The code can be found in the examples folder of the main repository. It is also included below:

"""Script for Example C-1: Custom Mask Function (2D)."""

from vcams import mask
from vcams.voxelpart import VoxelPart

# Create the part.
part = VoxelPart(size=(50, 50), base_material=1, voxel_size=(0.02, 0.02), name='Ex C-1 Custom Mask Function 2D',
                 description='A 2D square 50*50 part created using a custom mask function.', log_debug=True)

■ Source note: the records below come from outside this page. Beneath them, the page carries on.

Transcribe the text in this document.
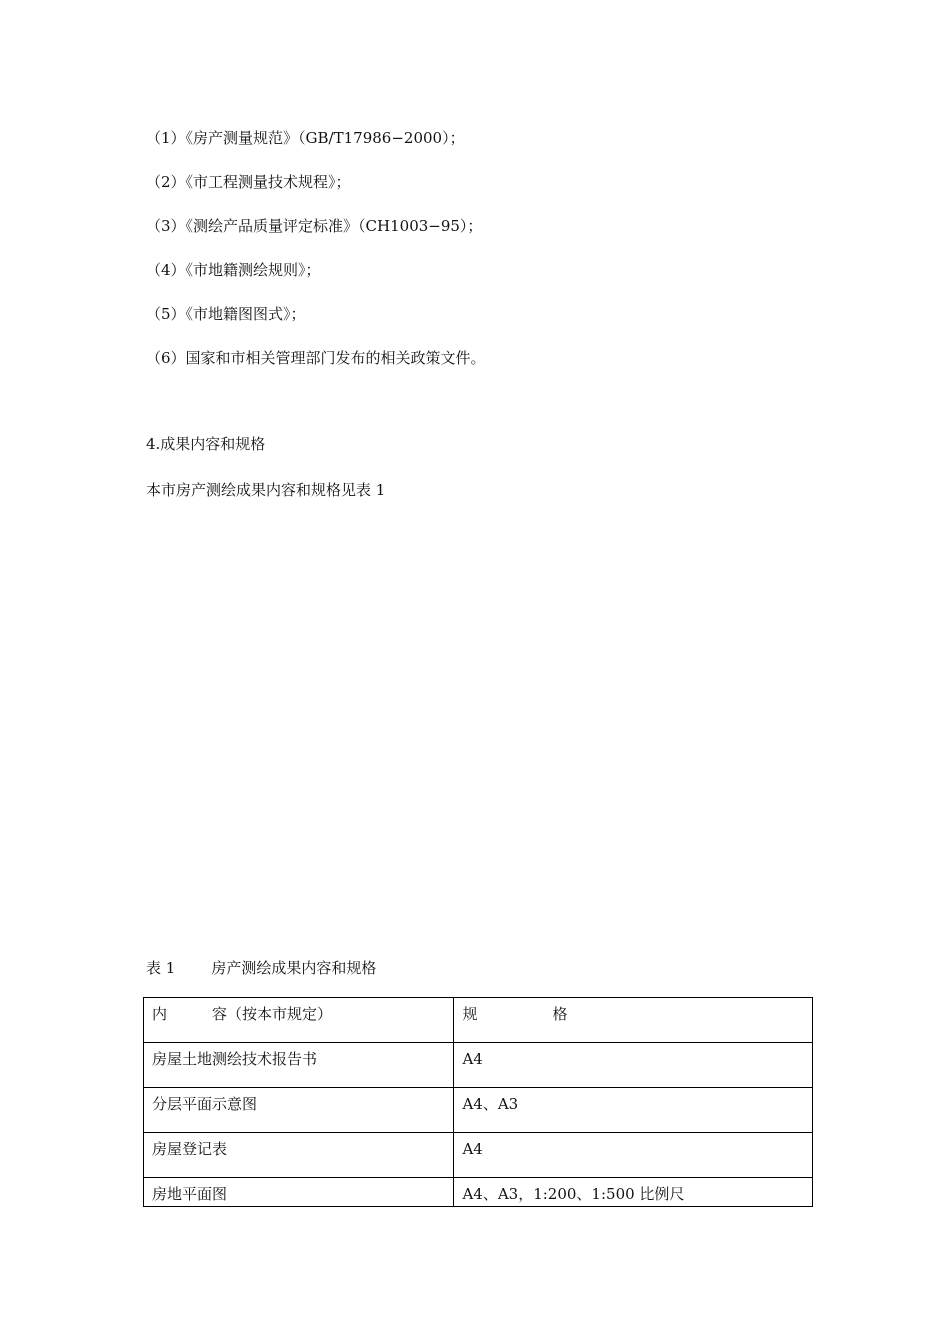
（1）《房产测量规范》（GB/T17986−2000）；
（2）《市工程测量技术规程》；
（3）《测绘产品质量评定标准》（CH1003−95）；
（4）《市地籍测绘规则》；
（5）《市地籍图图式》；
（6）国家和市相关管理部门发布的相关政策文件。
4.成果内容和规格
本市房产测绘成果内容和规格见表 1
表 1 房产测绘成果内容和规格
内　　　容（按本市规定）	规　　　　　格
房屋土地测绘技术报告书	A4
分层平面示意图	A4、A3
房屋登记表	A4
房地平面图	A4、A3，1:200、1:500 比例尺
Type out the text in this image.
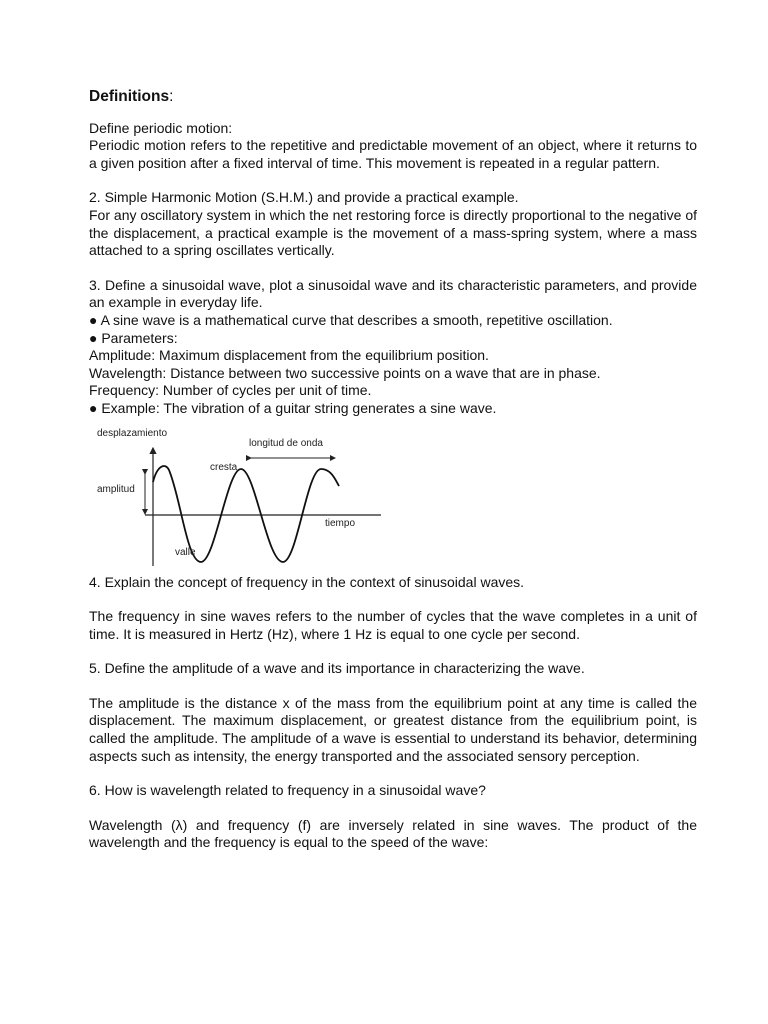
Definitions:

Define periodic motion:

Periodic motion refers to the repetitive and predictable movement of an object, where it returns to a given position after a fixed interval of time. This movement is repeated in a regular pattern.

2. Simple Harmonic Motion (S.H.M.) and provide a practical example.

For any oscillatory system in which the net restoring force is directly proportional to the negative of the displacement, a practical example is the movement of a mass-spring system, where a mass attached to a spring oscillates vertically.

3. Define a sinusoidal wave, plot a sinusoidal wave and its characteristic parameters, and provide an example in everyday life.

● A sine wave is a mathematical curve that describes a smooth, repetitive oscillation.

● Parameters:

Amplitude: Maximum displacement from the equilibrium position.

Wavelength: Distance between two successive points on a wave that are in phase.

Frequency: Number of cycles per unit of time.

● Example: The vibration of a guitar string generates a sine wave.

desplazamiento
longitud de onda
cresta
amplitud
tiempo
valle

4. Explain the concept of frequency in the context of sinusoidal waves.

The frequency in sine waves refers to the number of cycles that the wave completes in a unit of time. It is measured in Hertz (Hz), where 1 Hz is equal to one cycle per second.

5. Define the amplitude of a wave and its importance in characterizing the wave.

The amplitude is the distance x of the mass from the equilibrium point at any time is called the displacement. The maximum displacement, or greatest distance from the equilibrium point, is called the amplitude. The amplitude of a wave is essential to understand its behavior, determining aspects such as intensity, the energy transported and the associated sensory perception.

6. How is wavelength related to frequency in a sinusoidal wave?

Wavelength (λ) and frequency (f) are inversely related in sine waves. The product of the wavelength and the frequency is equal to the speed of the wave:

# Define the function of a circle so a Boolean mask can be created from it.
# Note that the function accepts x, y, z and then the rest of the parameters.
# The function must always accept z, even if it is not used.
def circle_func(x, y, z, a, b, r):
    return (x - a) ** 2 + (y - b) ** 2 - r ** 2


# Create a Boolean mask based on the VoxelPart object.
t = part.real_size[0] / 2
circle_mask = mask.function.mask_from_function(part=part, func=circle_func,
                                               a=t, b=t, r=t)

# Apply the Boolean mask to the part.
part.apply_mask(mask=circle_mask, value=2)

# Output the part.
part.output_abaqus_inp(file_name='ex_c1_custom_function_2d',
                       elem_code='CPE4R', dim='2D',
                       material_elem_sets='Non-Empty')

The final model looks like Fig. 16. Note that elements in different sets are shown in different colors.

Final model of Example C-1. Element sets corresponding to MAT-1 and MAT-2 are shown in green and red, respectively.

Fig. 16 Final model of Example C-1. Element sets corresponding to MAT-1 and MAT-2 are shown in green and red, respectively.